"Mr. Sargent, I am just as anxious that you should understand me; but I am in a great difficulty and have to throw myself on your generosity."
She paused again, astonished to find herself making a speech. But she did not pause long.
"I refuse your kindness," she said, "only because I am not free to lay myself under such obligation to you. Do not ask me to say more," she added, finding that he made no reply.

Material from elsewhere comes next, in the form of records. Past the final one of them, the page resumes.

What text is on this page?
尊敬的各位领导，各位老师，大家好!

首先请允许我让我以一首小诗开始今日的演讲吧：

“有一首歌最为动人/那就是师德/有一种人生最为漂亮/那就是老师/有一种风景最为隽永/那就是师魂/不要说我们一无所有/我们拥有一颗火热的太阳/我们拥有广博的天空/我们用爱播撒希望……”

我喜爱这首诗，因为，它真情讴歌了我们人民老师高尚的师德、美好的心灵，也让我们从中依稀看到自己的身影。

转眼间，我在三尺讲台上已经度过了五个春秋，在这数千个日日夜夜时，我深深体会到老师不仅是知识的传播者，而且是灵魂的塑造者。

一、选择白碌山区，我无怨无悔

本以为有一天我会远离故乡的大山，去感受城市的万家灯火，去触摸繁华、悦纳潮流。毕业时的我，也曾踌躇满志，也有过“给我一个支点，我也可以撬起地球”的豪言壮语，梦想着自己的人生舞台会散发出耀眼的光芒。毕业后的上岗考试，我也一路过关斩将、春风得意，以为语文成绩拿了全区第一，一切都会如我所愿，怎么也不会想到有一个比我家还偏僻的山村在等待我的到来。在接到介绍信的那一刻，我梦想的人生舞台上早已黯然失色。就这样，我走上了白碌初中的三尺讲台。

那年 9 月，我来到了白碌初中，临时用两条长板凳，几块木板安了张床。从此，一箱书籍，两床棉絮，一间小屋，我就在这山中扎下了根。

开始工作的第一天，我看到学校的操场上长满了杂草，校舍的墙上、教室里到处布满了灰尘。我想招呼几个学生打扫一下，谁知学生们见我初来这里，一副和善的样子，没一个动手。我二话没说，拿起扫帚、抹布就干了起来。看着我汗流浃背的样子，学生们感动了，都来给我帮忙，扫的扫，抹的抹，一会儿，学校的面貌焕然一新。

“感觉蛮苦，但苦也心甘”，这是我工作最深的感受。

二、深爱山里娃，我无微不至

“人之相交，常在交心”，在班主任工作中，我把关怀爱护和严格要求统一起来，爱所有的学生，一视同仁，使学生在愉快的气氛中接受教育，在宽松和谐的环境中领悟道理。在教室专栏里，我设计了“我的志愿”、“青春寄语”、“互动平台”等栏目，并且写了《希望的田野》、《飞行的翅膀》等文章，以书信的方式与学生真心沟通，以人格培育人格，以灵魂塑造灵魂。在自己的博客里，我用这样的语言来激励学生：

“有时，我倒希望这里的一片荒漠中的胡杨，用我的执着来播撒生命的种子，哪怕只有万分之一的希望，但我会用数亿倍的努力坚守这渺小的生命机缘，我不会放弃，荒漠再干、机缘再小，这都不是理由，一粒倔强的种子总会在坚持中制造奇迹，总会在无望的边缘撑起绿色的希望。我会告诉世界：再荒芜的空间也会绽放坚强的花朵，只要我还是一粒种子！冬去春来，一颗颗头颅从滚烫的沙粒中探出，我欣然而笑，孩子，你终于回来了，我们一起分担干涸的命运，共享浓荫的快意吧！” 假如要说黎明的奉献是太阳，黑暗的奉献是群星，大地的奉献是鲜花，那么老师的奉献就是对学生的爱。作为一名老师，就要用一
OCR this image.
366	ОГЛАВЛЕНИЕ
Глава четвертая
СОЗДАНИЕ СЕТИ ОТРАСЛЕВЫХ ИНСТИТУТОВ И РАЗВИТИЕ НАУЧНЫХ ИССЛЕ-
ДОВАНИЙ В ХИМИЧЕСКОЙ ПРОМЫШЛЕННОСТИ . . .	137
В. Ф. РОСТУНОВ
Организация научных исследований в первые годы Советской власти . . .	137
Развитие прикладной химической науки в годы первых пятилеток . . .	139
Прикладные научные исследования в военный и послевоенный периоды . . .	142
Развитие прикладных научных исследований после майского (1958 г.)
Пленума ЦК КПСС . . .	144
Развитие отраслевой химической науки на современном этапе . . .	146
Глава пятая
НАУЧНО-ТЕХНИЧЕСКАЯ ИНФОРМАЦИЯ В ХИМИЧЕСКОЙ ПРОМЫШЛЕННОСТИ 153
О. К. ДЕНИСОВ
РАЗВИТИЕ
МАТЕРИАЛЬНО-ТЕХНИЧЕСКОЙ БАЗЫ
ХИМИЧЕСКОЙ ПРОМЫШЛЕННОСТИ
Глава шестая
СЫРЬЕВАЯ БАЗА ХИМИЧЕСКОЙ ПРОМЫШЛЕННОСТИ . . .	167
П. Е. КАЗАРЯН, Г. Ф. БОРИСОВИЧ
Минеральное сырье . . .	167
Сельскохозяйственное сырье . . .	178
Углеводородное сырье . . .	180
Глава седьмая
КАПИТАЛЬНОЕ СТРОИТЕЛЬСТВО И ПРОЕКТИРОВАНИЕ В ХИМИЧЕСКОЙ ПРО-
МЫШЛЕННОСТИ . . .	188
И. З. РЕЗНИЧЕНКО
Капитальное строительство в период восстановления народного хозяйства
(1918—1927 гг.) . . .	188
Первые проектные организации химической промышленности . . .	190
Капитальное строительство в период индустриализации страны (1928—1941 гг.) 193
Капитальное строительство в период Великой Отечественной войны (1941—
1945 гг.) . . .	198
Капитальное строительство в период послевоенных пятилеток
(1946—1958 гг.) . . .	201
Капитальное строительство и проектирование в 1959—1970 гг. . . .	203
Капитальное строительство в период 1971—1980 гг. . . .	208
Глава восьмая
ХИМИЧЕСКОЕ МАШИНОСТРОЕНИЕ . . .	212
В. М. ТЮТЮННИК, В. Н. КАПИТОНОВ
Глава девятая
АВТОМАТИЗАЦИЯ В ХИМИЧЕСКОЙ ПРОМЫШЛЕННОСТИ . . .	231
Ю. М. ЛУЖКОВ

But if she had looked in his face, she would have seen that he understood her perfectly. Honest disappointment and manly suffering were visible enough on his countenance. But he did not grow ashy pale, as some lovers would at such an utterance. He would never have made, under any circumstances, a passionate lover, though an honest and true one; for he was one of those balanced natures which are never all in one thing at once. Hence the very moment he received a shock, was the moment in which he began to struggle for victory. Something called to him, as Una to the Red-Cross Knight when face to face with the serpent Error:
"Strangle her, else she sure will strangle thee."
Before Lucy's eyes and his met, he had mastered his countenance at last.
"I understand you, Miss Burton," he said, in a calm voice, which only trembled a little—and it was then that Lucy ventured to look at him—"and I thank you. Please to remember that if ever you need a friend, I am at your service."
Without another word, he lifted his hat and went away.
Lucy hastened home full of distress at the thought of her grandmother's grief, and thinking all the way how she could convey the news with least of a shock; but when she entered the room, she found her already in tears, and Mr. Stopper seated by her side comforting her with commonplaces.